Merge pull request !21373 from 懒人谈/deepspeech2
This commit is contained in:
i-robot 2021-08-23 07:54:12 +00:00 committed by Gitee
commit 1db7bfde62
9 changed files with 503 additions and 25 deletions

View File

@ -0,0 +1,293 @@
# 目录
[View English](./README.md)
<!-- TOC -->
- [目录](#目录)
- [DeepSpeech2介绍](#DeepSpeech2介绍)
- [网络模型结构](#网络模型结构)
- [数据集](#数据集)
- [环境要求](#环境要求)
- [文件说明和运行说明](#文件说明和运行说明)
- [代码目录结构说明](#代码目录结构说明)
- [模型参数](#模型参数)
- [训练和推理过程](#训练和推理过程)
- [Export](#Export)
- [性能](#性能)
- [训练性能](#训练性能)
- [推理性能](#推理性能)
- [ModelZoo主页](#modelzoo主页)
# [DeepSpeech2介绍](#contents)
DeepSpeech2是一个使用 CTC 损失训练的语音识别模型。

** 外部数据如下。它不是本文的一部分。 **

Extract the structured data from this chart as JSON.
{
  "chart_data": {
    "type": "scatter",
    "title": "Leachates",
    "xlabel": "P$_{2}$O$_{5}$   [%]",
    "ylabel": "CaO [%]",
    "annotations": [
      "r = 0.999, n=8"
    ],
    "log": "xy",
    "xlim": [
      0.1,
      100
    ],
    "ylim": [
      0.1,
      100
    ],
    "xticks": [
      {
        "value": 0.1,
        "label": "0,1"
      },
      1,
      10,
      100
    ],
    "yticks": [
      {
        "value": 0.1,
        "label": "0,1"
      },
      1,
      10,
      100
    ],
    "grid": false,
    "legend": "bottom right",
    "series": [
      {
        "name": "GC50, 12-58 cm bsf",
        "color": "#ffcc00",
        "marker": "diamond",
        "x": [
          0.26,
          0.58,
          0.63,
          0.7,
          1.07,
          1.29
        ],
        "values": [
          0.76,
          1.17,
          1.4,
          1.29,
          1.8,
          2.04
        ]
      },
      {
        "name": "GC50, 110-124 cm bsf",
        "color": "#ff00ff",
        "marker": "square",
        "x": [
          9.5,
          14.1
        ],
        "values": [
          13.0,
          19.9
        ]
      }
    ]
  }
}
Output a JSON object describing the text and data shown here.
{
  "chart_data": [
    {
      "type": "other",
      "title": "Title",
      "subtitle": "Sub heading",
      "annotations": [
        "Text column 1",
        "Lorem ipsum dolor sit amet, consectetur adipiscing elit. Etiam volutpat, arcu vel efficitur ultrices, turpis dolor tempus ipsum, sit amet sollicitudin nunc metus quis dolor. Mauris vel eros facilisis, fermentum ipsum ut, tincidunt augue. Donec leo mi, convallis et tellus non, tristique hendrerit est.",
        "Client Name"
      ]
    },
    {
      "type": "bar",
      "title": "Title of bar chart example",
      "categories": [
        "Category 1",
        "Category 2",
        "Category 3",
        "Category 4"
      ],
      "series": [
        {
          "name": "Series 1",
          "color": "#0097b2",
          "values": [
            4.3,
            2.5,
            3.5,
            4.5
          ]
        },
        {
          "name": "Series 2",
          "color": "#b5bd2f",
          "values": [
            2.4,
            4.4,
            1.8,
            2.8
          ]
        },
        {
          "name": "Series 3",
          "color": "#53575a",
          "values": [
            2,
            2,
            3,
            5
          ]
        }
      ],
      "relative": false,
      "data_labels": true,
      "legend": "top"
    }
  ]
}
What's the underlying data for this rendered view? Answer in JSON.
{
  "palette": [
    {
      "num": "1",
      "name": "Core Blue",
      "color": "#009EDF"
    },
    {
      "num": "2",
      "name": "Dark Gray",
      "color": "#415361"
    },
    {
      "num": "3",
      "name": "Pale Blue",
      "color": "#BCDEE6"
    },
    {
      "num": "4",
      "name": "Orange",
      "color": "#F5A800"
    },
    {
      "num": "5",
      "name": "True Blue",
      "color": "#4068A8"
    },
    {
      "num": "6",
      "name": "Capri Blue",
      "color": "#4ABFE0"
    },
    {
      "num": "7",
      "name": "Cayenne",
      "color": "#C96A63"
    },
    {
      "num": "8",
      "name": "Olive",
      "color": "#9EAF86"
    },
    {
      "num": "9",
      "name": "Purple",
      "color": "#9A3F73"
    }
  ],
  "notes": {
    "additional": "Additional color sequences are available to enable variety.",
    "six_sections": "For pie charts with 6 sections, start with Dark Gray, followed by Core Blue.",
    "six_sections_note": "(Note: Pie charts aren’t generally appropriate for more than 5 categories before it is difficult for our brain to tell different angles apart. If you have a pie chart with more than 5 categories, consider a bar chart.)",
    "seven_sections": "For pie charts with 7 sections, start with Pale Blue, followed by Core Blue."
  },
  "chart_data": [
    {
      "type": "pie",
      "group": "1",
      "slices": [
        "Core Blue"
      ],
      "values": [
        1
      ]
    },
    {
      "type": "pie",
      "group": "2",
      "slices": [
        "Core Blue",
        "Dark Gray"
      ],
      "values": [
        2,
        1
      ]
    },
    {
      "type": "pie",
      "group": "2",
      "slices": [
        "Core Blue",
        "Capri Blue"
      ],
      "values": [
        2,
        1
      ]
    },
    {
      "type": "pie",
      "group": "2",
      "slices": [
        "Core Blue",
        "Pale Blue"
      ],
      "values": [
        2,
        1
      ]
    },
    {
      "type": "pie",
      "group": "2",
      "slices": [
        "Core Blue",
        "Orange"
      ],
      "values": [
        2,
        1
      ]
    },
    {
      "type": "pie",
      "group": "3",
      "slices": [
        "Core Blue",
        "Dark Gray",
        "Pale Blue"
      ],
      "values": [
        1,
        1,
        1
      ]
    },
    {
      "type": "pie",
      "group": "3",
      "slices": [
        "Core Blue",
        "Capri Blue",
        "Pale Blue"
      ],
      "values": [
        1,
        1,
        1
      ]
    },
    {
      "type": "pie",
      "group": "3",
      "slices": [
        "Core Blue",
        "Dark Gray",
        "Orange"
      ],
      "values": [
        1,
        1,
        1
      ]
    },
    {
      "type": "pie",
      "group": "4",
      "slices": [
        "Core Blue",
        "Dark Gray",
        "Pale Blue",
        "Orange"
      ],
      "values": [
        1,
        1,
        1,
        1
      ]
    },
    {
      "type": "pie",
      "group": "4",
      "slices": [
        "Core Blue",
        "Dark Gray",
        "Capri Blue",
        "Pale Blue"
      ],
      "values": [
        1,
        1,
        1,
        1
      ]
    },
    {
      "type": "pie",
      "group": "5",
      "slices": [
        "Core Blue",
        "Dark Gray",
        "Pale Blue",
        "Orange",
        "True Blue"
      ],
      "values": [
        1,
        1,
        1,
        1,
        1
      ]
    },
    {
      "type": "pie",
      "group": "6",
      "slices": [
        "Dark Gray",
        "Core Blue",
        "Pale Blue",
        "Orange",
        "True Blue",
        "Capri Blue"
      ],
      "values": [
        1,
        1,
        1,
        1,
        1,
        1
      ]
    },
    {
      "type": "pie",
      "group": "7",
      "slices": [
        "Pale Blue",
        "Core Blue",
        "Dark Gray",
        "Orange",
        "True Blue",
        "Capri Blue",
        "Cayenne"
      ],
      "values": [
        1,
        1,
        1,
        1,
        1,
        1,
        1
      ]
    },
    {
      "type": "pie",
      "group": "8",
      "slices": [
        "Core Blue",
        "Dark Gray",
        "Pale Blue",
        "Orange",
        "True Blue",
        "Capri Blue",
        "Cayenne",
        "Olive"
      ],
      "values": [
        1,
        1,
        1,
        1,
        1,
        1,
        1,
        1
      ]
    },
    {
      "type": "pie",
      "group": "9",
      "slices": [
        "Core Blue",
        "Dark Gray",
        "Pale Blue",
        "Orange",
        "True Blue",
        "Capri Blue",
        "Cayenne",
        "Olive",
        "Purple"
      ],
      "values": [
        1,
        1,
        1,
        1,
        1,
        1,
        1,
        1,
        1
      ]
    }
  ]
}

它用神经网络取代了整个手工设计的管道,可以处理各种各样的语音,包括嘈杂的环境、口音和不同的语言。
[论文](https://arxiv.org/pdf/1512.02595v1.pdf): Amodei, Dario, et al. Deep speech 2: End-to-end speech recognition in english and mandarin.
# [网络模型结构](#contents)
模型包括:
- 两个卷积层:
- 通道数为 32内核大小为 41, 11 ,步长为 2, 2
- 通道数为 32内核大小为 41, 11 ,步长为 2, 1
- 五个双向 LSTM 层(大小为 1024
- 一个投影层【大小为字符数加 1为CTC空白符号)29】
# [数据集](#contents)
可以基于论文中提到的数据集或在相关领域/网络架构中广泛使用的数据集运行脚本。在下面的部分中,我们将介绍如何使用下面的相关数据集运行脚本。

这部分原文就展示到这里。